Wow thats a super big haul


----------



## chelsi5 (Apr 28, 2009)

that's a great haul!!  I purchased from the previous sale that they had and I'm loving the eyeshadows!!!


----------



## calico32 (May 4, 2009)

WOW! Nice Haul.


----------



## wifey806 (May 4, 2009)

:droo  l:


----------



## Soire (May 4, 2009)

That's a huge haul! I love NYX, but it's so hard to find a shop that ships internationally.


----------



## TheBlueberry (May 15, 2009)

Wow! I'm waiting for my NYX make up from the 50% off sale to arrive! I can't wait. I love your stuff.

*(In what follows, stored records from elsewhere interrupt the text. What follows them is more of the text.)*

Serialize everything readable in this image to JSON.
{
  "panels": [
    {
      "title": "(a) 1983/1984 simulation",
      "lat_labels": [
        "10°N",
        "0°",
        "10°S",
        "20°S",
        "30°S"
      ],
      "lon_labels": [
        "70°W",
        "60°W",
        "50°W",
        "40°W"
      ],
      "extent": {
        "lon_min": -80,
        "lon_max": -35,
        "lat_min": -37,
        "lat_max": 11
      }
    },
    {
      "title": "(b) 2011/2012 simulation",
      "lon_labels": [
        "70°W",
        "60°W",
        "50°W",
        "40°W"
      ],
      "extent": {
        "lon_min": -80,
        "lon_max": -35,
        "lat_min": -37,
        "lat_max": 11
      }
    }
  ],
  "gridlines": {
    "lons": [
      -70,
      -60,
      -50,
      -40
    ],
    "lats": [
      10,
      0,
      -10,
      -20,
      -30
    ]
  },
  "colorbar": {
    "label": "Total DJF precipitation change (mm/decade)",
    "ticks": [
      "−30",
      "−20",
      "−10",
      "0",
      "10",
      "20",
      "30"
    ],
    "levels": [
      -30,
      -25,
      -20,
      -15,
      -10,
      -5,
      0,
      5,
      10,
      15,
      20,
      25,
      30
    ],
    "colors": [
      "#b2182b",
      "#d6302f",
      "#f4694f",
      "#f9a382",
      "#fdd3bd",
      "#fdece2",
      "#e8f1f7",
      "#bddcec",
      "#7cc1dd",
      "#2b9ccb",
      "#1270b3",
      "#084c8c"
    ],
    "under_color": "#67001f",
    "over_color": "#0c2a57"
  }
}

What is a lot sale?


----------



## MrsRjizzle (May 15, 2009)

ohhhh you bought alot! have fun!!!


----------



## nunu (May 15, 2009)

Oh wow!!! Enjoy


----------



## babydollala (May 17, 2009)

WHOAAA super nice haul!!!!!!

im so envious! i noticed you got the round lip glosses correct me if i am wrong.

are the round glosses better than the megashine ones?


----------



## User27 (May 17, 2009)

My order is still being "processed" through Cherry Culture. You went for the eyelashes and I was unsure of the quality so removed them. I saw MissChievous use one of their lipsticks in her vid for a contest and bought every one like it in that color. Bought the lighter shades Resha recommended for the eyeshadows as I'm new to this brand. Went crazy on mascaras, lipglosses, lip liners, liquid eyeliners, anything with glitter it seemed like and only a few Trios that stuck out to me. I've been checking my account just to see if the order was done "processing" but no go yet.....hit my credit card though so I'm happy.  
	

	
	
		
		

		
		
	


	




I definitely went glitter crazy for sure. If the eyelashes are good quality, please let us know. They have these glitter lined ones that were hawtness that I'd go and do a little more damage even at regular price.


----------